If you live anywhere in Europe, the U.S., or Latin America it is impossible for you to escape the impact that Christianity has had on the world. It doesn’t matter if you’re an atheist, Christianity has shaped your legal system, art, architecture, national holidays, and literature— to say nothing of ethics and politicized social issues like ‘Whom can you marry?’, ‘Can you divorce?’, and ‘Can you buy alcohol on Sunday afternoon for football games?’ Like it or not, Christianity is everywhere. And some of the things that Christianity has given us may come as a surprise. Here are just a few:
To be sure, there were always centers of healing before Jesus of Nazareth walked the earth. Temples dedicated to the Greek god Asclepius (unofficial patron of modern doctors) attracted medical tourists from all over the ancient world. These pilgrims would sleep in the shrines and hope that the god would send them a curative dream. In many ways, when Jesus and his Apostles offered free health care to the sick inhabitants of ancient Galilee, they were following in the footsteps of other healers. Religion and healthcare were not separate spheres in the ancient world.
But the birth of the hospital was something else. As Virginia Commonwealth Professor Andrew Crislip writes in his book From Monastery to Hospital, it was the monastery that served as the model for the hospital as an independent institution. In 4th-century monasteries, monks rotated in and out of tasks like kitchen duty and care for the sick; dedicated sick wards emerged; and the sick were exempted from work. Perhaps most important of all, though, was that Egyptian monks made the health care available to monks available to all.
Okay so maybe I’m stretching the truth just a touch here. There’s some evidence that ancient Babylonians were drinking beer hundreds of years before the birth of Christianity. But modern beer consumption owes a great deal to European medieval monks. The Rule of St. Benedict stipulates that monks should be good hosts and that they must support themselves from the fruit of their labor. Producing foodstuffs was a way to kill two birds with one stone and in producing beer monks popularized the drink across Europe.
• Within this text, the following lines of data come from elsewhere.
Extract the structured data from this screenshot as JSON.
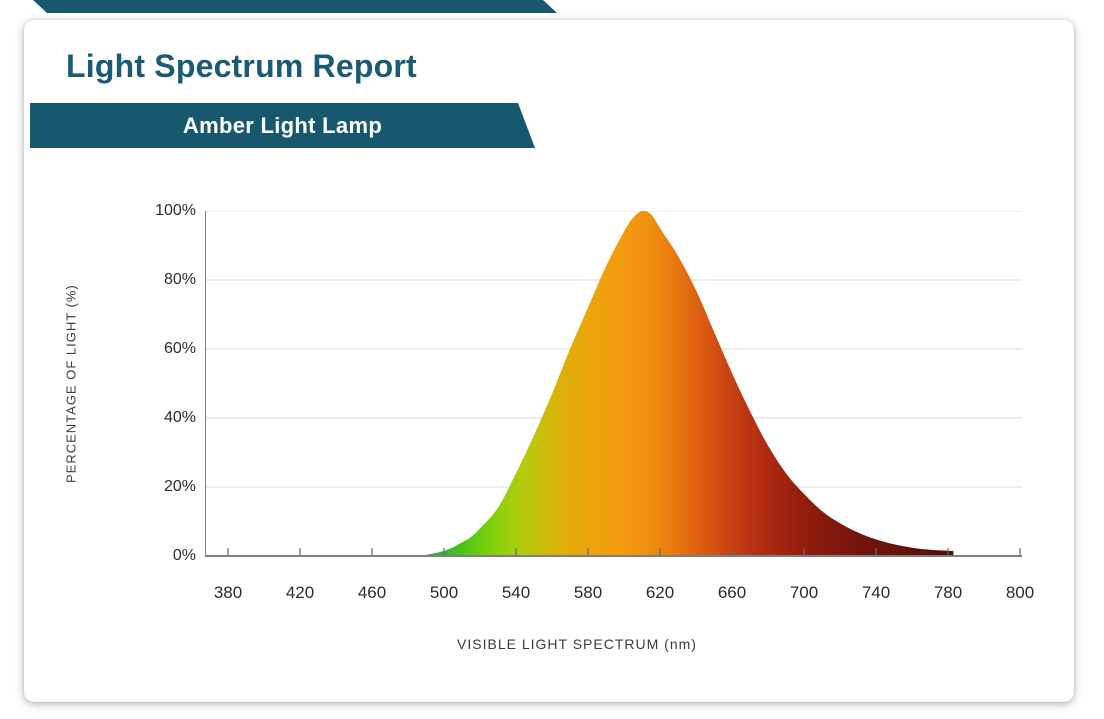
{
  "header": {
    "title": "Light Spectrum Report",
    "banner_label": "Amber Light Lamp",
    "accent_color": "#17586f",
    "title_color": "#1a5a74"
  },
  "chart_data": {
    "type": "area",
    "title": "Light Spectrum Report - Amber Light Lamp",
    "xlabel": "VISIBLE LIGHT SPECTRUM (nm)",
    "ylabel": "PERCENTAGE OF LIGHT (%)",
    "xlim": [
      380,
      800
    ],
    "ylim": [
      0,
      100
    ],
    "grid": true,
    "grid_color": "#ededed",
    "axis_color": "#7f7f7f",
    "tick_color": "#6b6b6b",
    "x_tick_labels": [
      "380",
      "420",
      "460",
      "500",
      "540",
      "580",
      "620",
      "660",
      "700",
      "740",
      "780",
      "800"
    ],
    "x_tick_values": [
      380,
      420,
      460,
      500,
      540,
      580,
      620,
      660,
      700,
      740,
      780,
      800
    ],
    "y_tick_labels": [
      "0%",
      "20%",
      "40%",
      "60%",
      "80%",
      "100%"
    ],
    "y_tick_values": [
      0,
      20,
      40,
      60,
      80,
      100
    ],
    "peak_nm": 610,
    "peak_percent": 100,
    "series": [
      {
        "name": "Amber Light Lamp spectrum",
        "points": [
          [
            488,
            0.2
          ],
          [
            495,
            0.8
          ],
          [
            500,
            1.5
          ],
          [
            505,
            2.5
          ],
          [
            510,
            4
          ],
          [
            515,
            5.5
          ],
          [
            520,
            8
          ],
          [
            530,
            14
          ],
          [
            540,
            24
          ],
          [
            550,
            35
          ],
          [
            560,
            47
          ],
          [
            570,
            60
          ],
          [
            580,
            72
          ],
          [
            590,
            84
          ],
          [
            600,
            94
          ],
          [
            605,
            98
          ],
          [
            610,
            100
          ],
          [
            615,
            99
          ],
          [
            620,
            95
          ],
          [
            630,
            87
          ],
          [
            640,
            77
          ],
          [
            650,
            65
          ],
          [
            660,
            53
          ],
          [
            670,
            42
          ],
          [
            680,
            32
          ],
          [
            690,
            24
          ],
          [
            700,
            18
          ],
          [
            710,
            13
          ],
          [
            720,
            9.5
          ],
          [
            730,
            6.8
          ],
          [
            740,
            4.8
          ],
          [
            750,
            3.4
          ],
          [
            760,
            2.4
          ],
          [
            770,
            1.8
          ],
          [
            780,
            1.5
          ],
          [
            783,
            1.4
          ]
        ]
      }
    ],
    "gradient_stops": [
      [
        488,
        "#28a152"
      ],
      [
        500,
        "#33b232"
      ],
      [
        510,
        "#4cc317"
      ],
      [
        520,
        "#6ccd0f"
      ],
      [
        532,
        "#92d00c"
      ],
      [
        544,
        "#b4cb0b"
      ],
      [
        556,
        "#cdbc09"
      ],
      [
        568,
        "#e0ad08"
      ],
      [
        582,
        "#eda30b"
      ],
      [
        598,
        "#f29c0e"
      ],
      [
        612,
        "#f0910f"
      ],
      [
        626,
        "#ea7c0f"
      ],
      [
        640,
        "#de6110"
      ],
      [
        654,
        "#cf4a11"
      ],
      [
        668,
        "#bd3511"
      ],
      [
        682,
        "#a92810"
      ],
      [
        698,
        "#961e0e"
      ],
      [
        714,
        "#84180d"
      ],
      [
        732,
        "#73140c"
      ],
      [
        755,
        "#64110a"
      ],
      [
        783,
        "#4f0e08"
      ]
    ]
  }
}
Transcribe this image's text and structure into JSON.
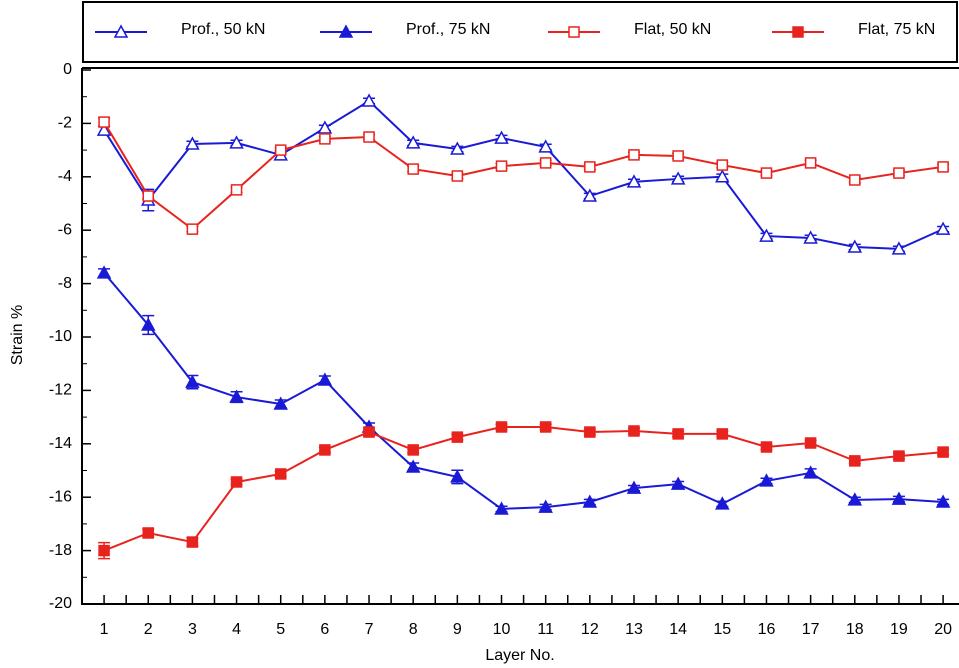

Originally the monks made beer as a way to avoid contracting dangerous water-born illnesses. In the 17th century the Paulaner monks of Bavaria starting brewing beer especially for consumption during the season of Lent. When food was prohibited, the “liquid bread” would keep their energy levels up. The oldest drawings of a modern brewery date to 820 CE and depict the triple brewery of Saint Gall in Switzerland. The monks there produced ale in separated batches: one for guests, one for pilgrims and the poor, and one for the monks. The most famous beers are those made by Trappist monks. Trappist breweries emerged in the 17th century and to this day 11 are still active (one in Austria, one in Italy, six in Belgium, two in the Netherlands, and one in the United States).
Trappist monks don’t just produce beer, they produce really good beer. In the mid-2000s, a dark quadruple-style beer produced by the Trappist monks at The Abbey of Saint Sixtus of Westvletern in Belgium was rated the best beer in the world. This is despite the fact that the monks only produce enough to support themselves and the Abbey. Impatient customers waiting in line to purchase the limited supplies have occasionally gotten into fistfights.
You don’t have to be a lawyer to be familiar with the legal principle of double jeopardy. Anyone who watches Law and Order or Ashley Judd movies is familiar with the basic principle that you cannot be tried for the same crime twice. As a legal principle, double jeopardy was recognized both by the International Covenant on Civil and Political Rights and the European Convention on Human Rights. The latter reads: “No one shall be liable to be tried or punished again in criminal proceedings under the jurisdiction of the same State for an offence for which he or she has already been finally acquitted or convicted in accordance with the law and penal procedure of that State.”
The origins of this principle might be traced as far back as the Code of Hammurabi or the Greek philosopher Demosthenes, but it entered English Common law in the 12th century. Between 1164 and 1170, King Henry II tried to pass a law that would try clergy who had already been disciplined in ecclesiastical courts in the King’s court as well. Henry’s position is easy to understand; at the time clergy and laity were tried in separate legal systems with each court imposing its own standards on convicted criminals. But because ecclesiastical courts were much more lenient than civil ones, there was a double standard at work. Henry was trying to level the playing field and reduce clerical independence and power.
His opponent in the debate was Thomas Becket, the Archbishop of Canterbury. Becket appealed to a 4th-century statement by the church thinker Jerome that there could be no more than one judgment for the same act. The fallout from their confrontation was violent: in 1170 Becket was murdered by four of Henry’s knights in Canterbury Cathedral. After Becket’s death the pope condemned not only the murder, but also Henry II’s double punishment of clergy. Henry publicly repented and to this day international law condemns double trials.
One might say that when it comes to life (healthcare), liberty (double jeopardy) and the pursuit of happiness (beer) you really do have Christianity to thank for that.